Many of Sullivan’s poems are of youthful travel and the coming and going of friends. Regrettably, they sometimes come close to diary-ism: a recording of data without greater resonance than the recording itself. But there is a clever turn of irony in some. Sullivan is bemused to find passengers on a plane transformed into pilgrims (“Singapore Airlines in June”). Observation of a dog and a bird make her consider what the quality of being alone is (“Seeing a dog and seeing a bird”). “Whalesong” in particular, about tourists out on a whale-watching expedition, rises above documentation with its neat ironic ending.

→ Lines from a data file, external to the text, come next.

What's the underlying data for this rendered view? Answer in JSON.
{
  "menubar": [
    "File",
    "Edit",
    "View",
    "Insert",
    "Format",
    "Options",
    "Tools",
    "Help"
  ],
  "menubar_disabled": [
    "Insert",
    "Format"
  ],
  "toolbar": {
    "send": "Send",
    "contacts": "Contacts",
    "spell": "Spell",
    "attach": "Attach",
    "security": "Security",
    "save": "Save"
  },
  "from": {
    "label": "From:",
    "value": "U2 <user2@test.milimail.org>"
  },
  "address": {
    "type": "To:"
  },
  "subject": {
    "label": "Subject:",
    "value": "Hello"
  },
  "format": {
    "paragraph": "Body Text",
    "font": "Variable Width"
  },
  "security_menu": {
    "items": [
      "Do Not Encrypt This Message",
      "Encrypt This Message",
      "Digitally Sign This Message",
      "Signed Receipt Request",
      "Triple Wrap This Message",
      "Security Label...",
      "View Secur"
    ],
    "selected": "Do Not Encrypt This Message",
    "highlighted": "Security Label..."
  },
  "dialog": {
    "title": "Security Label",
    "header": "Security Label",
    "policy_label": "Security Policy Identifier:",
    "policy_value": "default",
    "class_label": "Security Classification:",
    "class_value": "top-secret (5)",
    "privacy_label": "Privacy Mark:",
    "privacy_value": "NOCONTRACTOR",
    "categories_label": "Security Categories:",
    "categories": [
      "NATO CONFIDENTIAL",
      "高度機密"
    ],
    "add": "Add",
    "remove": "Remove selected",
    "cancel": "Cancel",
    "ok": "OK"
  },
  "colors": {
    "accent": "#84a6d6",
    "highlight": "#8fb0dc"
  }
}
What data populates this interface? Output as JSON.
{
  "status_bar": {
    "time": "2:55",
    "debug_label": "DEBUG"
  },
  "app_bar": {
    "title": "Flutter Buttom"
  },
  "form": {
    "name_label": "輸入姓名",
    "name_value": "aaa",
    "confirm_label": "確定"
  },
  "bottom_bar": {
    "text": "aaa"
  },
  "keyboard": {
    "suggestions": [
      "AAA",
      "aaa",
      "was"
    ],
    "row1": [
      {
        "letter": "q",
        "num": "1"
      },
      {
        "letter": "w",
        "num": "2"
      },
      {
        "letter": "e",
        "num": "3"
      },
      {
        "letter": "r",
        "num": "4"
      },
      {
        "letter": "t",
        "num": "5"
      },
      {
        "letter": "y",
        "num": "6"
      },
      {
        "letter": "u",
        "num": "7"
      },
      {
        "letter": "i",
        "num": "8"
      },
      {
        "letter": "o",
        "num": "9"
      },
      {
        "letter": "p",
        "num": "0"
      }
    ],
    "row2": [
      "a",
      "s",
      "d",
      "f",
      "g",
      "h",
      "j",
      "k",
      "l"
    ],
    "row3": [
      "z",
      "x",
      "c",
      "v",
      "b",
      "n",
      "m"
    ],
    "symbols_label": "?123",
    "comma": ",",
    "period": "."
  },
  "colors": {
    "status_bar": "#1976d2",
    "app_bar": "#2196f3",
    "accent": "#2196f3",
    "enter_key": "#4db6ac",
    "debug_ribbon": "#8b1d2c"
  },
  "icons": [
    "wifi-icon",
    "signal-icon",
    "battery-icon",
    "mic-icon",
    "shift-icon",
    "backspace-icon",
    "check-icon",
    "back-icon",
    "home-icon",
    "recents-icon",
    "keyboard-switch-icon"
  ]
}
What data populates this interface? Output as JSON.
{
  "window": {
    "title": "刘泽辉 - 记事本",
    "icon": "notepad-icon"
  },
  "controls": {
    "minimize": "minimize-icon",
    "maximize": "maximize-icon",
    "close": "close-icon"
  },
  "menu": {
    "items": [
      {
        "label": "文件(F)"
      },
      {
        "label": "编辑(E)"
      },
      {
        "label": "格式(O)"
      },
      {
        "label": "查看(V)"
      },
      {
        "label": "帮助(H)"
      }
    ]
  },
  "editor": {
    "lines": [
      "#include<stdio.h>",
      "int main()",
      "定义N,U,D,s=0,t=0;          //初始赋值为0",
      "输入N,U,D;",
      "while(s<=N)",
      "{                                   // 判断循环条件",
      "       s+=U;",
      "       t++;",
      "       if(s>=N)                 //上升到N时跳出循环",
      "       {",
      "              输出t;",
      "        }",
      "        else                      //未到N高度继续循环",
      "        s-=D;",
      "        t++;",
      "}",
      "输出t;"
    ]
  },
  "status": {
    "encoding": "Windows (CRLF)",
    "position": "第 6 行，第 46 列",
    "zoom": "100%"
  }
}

A religion of nature is suggested in poems such as “Haze across Judah” and “Cathedral of Trees” and a visit to Israel brings out a seraphic vision (“Angels in Jerusalem”). There is a primitive sort of pantheism in a poem like “Poems that creep out of the woods” where “you said my words / would come back to me / like squirrels, / my eyes would open again / like butterflies in the sun.

Perhaps the confessionalism gets a little heart-on-sleeve when a poem (“Reflection”) ends “I know you stand there / smiling, living, present, / my sustenance and joy.” Fortunately, Sullivan has the skill to de-elevate such romantic vocabulary in an honest poem (one of the best in the book) “The Last Resort”. This is a genuine poem of love and longing, but rendered in terms of clear material observation. It begins “When I’m in Auckland I am drawn / to the café where we’ll meet. / While I wait I’ll drink black coffee / that is rounded and warm.” Not an abstract noun in sight and yet more feeling than some poems which beg you to see how feeling they are.